Llorens, fresca todavía su dimisión del patronato del Museo Carmen Thyssen de Málaga, es el comisario de la exposición Torres-García en sus encrucijadas, que se inaugura hoy en el el Museo Nacional de Arte de Cataluña (MNAC) y que podrá verse hasta el 17 de septiembre. Un conjunto para el que ha conseguido reunir más de 80 piezas procedentes de la colección familiar y casi todas ellas inéditas, que ponen al descubierto la enorme estatura de este artista hispanouruguayo que vivió saltando de un lado al otro del Atlántico, siempre en la nostalgia del lugar que acababa de dejar.

Tomás Llorens define su obra como "un camino que no se acaba nunca"

La muestra explora, por un lado, el camino del artista; desde sus orígenes modernistas -fue miembro del Els Quatre Gats y ayudó a Antoni Gaudí a crear las vidrieras de la Catedral de Palma de Mallorca-, su conversión al noucentisme con toda su carga de neoclasicismo, canon y razón, hasta su consagración como un artista auténticamente original y único, pionero de las vanguardias, de todas las vanguardias, porque en ningún ismo se quedó, aunque por casi todos se paseó.

Llorens lo deja claro en la primera sala de la exposición, donde se enfrentan dos grandes pinturas, ambas de mediados de la década de 1940, realizadas en Montevideo, ya casi al final de su vida: Arte constructivo universal, una tela de formas entre geométricas y primitivistas, y el dibujo figurativo que sirvió para el fresco La maternidad, la familia, para una institución de la capital uruguaya.
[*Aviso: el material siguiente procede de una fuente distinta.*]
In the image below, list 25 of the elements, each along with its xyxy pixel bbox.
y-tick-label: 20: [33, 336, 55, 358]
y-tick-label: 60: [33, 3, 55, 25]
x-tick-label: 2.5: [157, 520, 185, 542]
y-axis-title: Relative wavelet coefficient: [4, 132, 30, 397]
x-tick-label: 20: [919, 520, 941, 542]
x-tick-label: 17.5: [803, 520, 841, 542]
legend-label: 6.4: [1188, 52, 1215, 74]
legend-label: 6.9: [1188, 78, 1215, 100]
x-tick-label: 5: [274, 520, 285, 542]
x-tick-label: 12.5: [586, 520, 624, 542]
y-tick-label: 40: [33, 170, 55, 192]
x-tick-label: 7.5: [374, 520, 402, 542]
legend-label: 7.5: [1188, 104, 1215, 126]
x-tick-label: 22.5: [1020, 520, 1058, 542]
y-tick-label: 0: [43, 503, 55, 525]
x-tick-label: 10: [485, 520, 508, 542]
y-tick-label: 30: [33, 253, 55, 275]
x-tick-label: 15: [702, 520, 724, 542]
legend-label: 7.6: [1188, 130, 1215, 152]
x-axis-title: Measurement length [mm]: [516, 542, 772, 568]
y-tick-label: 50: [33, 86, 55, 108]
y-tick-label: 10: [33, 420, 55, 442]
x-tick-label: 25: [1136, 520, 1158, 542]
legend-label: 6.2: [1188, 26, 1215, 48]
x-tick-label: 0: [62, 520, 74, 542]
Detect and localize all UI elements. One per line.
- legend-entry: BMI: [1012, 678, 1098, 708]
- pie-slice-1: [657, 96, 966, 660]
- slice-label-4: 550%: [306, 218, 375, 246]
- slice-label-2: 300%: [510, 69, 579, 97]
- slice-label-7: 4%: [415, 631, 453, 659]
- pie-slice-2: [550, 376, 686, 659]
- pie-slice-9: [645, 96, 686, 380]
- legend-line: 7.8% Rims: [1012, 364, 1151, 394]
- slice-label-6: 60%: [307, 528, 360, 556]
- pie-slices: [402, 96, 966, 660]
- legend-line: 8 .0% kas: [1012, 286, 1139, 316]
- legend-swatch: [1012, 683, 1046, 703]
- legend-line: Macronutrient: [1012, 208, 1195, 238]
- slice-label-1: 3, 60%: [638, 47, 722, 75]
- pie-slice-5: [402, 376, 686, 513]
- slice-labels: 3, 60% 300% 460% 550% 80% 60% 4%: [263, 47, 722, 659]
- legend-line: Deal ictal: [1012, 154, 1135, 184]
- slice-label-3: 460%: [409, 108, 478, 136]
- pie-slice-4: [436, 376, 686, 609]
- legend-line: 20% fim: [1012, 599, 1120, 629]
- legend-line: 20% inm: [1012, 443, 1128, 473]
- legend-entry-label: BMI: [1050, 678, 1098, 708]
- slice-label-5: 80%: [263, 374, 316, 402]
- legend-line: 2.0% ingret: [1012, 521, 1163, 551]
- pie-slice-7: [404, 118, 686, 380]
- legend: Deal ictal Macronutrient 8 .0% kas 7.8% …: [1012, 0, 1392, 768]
Si el primero recoge la herencia de todas las vanguardias, el segundo reivindica el canon clásico de la figura humana. Pero no hay contradicción. "Es el mismo trazo seguro y decisivo de quien sabe lo que quiere decir", según Llorens.

El boceto del fresco tiene un guiño añadido, porque repite, en cierto modo, parte de una de sus obras claves: los frescos que realizó durante un lustro para la decoración del Salón de Sant Jordi del palacio de la Generalitat de Cataluña en la segunda década del siglo XX. Era el momento álgido del noucentisme, un movimiento regenerador que, a modo de reacción con el modernismo, que mira hacia el pasado, pretende transformar y modernizar.

El salón fue redecorado posteriormente y sus obras desaparecieron -o al menos así lo creía todo el mundo- hasta que los frescos reaparecieron debajo de la nueva obra y fueron restaurados. Joaquín Torres-García nunca llegó a saberlo.

El camino que separa ambos frescos -en los que destaca la misma figura del hombre reclinado reposando, ejemplo del canon clásico- Torres-García lo hace discurrir por la historia del arte moderno. El casi adolescente que llega a Barcelona con tan solo 16 años tras las huellas de los orígenes familiares, deja la ciudad posnoucentista en la que ya sus protagonistas andan a la greña -sus querellas con Eugenio D'Ors son explosivas- y en 1917 se marcha, no a París sino a Nueva York, una ciudad extrema en la que el arte no forma todavía parte de la textura de la ciudad. Ello no le impide conocer a artistas como Joseph Stella y Stuart Davis, o a Gertrude Vanderbilt Whitney, la mecenas y gran coleccionista que luego fundará el museo que lleva su nombre. Y le propone realizar 100 cuadros sobre la ciudad, que nunca lleva a cabo. En la muestra del MNAC hay un cuaderno de dibujos de Nueva York, extraordinarios, que probablemente fueron el proyecto que le presentó a la señora Whitney. Para Tomás Llorens, esta época es decisiva, especialmente por la influencia que tuvo en él la obra de los escritores de entreguerras como John Dos Passos y su Manhattan Transfer y el Wasteland de T. S. Elliot.

Pero no tardó en volver a Europa. En 1923 pasó por Italia, pero se estableció finalmente en París, donde vivió hasta 1933. Fue uno de los pioneros de la abstracción geométrica, junto a Piet Mondrian, Theo Van Doesburg y Jean Hélion. "Hay una espontaneidad, una sinceridad que hace que su pintura no se pueda confundir con otra", explicaba ayer Llorens.

Tras un breve paso por España regresó a Uruguay. Es entonces cuando su filosofía del arte ya se ha destilado del todo. "Le interesa más marcar el camino que mostrar el futuro, que crear obra, por eso el método es omnipresente. En Montevideo su actividad didáctica le lleva a dar lo mejor de sí mismo". Antes de morir, todavía deja piezas geniales como Formas anímicas, Morfología y Constructivo en rojo tierra.